The most anticipated matchup of the men’s prelims was undoubtedly Team USA vs Russia.  Billed as the rematch of the Miracle on Ice from the 1980 Olympics, it was probably the most hyped preliminary round game in Olympics history.  It all seems a bit silly to me.  There was none of the same drama from 1980…no cold war, no Afghanistan invasion, no scrappy college kids playing against seasoned pros…it’s just another game.  But for Russian hockey fans, it was a chance to see their beloved national team face the hated Americans on Russian ice.  From the opening faceoff, you could see it wasn't just another game.  The crowd was loud and rowdy.  It was a great atmosphere.  And the game didn't disappoint.  It was everything that most fans like in a hockey game.  Strong physical play, fast skating, pinpoint passing, tight defense, and solid goaltending.  After a scoreless first period, Pavel Datsyuk got the Russians on the board in the second period with a breakaway goal on Jonathan Quick.  With Alexander Radulov serving a cross-checking minor, Cam Fowler answered for the Americans with a Power Play goal past Sergei Bobrovsky.  Joe Pavelski put Team USA ahead with a Power Play goal of his own after another Radulov penalty.  Then Datsyuk tied the game with a Power Play goal of his own.

Here’s where it gets tricky.  With time winding down in regulation, Fyodor Tyutin fired the apparent go-ahead goal over Jonathan Quick’s shoulder, sending the Sochi crowd into a frenzy.  When the roar died down, the fans slowly came to realize that something was amiss.  The officials were consulting.  That’s usually not a good sign.  Then came the announcement…goal disallowed.  The faceoff went outside the American defensive zone without an actual explanation.  Most thought initially that they were reviewing whether or not a Russian player had deflected the puck with a high stick.  The replay seemed to show that nobody had deflected it, but a different replay showed that the net had come ever so slightly off its moorings during a net-mouth scramble just before the Tyutin shot.  Since, by rule, a goal cannot be scored while the net is dislodged (except under very few, very particular circumstances), the goal could not stand.  The final horn sounded without another goal, and the game was headed to overtime.  After a fairly uneventful 5-minute OT period failed to settle the score, it was up to a shootout to determine the winner.  After 3 shooters per side it was still deadlocked, so they went to sudden-death rounds.  In a quirk of international shootout rules, once the initial 3 shooters have gone a team can reuse any player as many times as they want.  At this point, T.J. Oshie became the designated shooter for the US, while the Russians alternated Pavel Datsyuk and Ilya Kovalchuk.  Oshie went 4 for 6 in his attempts, finally winning the game for America after a Kovalchuk miss.  Final score, 3-2 Team USA in a shootout.

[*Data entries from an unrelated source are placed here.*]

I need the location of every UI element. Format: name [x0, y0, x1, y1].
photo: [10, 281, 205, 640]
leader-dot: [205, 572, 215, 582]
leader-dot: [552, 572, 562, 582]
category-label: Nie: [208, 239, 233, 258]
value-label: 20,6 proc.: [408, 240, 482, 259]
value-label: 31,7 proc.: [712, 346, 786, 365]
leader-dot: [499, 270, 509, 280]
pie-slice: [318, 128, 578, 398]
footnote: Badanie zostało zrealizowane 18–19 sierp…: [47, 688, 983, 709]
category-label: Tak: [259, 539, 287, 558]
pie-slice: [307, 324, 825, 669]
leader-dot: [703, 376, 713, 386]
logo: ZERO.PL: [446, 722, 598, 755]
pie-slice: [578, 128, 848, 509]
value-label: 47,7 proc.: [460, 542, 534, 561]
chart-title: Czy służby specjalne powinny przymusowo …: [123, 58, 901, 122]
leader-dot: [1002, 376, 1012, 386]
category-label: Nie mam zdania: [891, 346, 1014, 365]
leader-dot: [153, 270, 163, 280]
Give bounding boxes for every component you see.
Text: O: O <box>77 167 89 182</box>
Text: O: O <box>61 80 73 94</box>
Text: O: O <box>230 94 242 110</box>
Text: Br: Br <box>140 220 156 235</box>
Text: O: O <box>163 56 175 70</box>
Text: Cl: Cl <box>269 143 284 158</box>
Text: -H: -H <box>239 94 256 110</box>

So, of course, people lined up around the block to cry foul about the disallowed goal.  Well, suck it up, buttercup.  They made the call according to the rule and they’re not gonna change it now.  If you think you’re the only team to lose a game on a disputed call, you’re sadly mistaken.  Just ask anybody in Buffalo.  Besides, it was only a prelim game.

In any case, now the prelims are over and it’s time to get down to business.  As I write this, we’re about 6 hours away from the women’s semifinal game between Team USA and Sweden.  I haven’t really seen anything of the Swedes, so I’m not sure what to expect from them.  What I do know is, to quote Hilary Knight, “I’d hate to be the other team right now”.  The US ladies want to come out and show that they’re ready to play for that Gold Medal, and I wouldn't want to be standing in their way.  Best of luck to all in the medal rounds.  Go USA!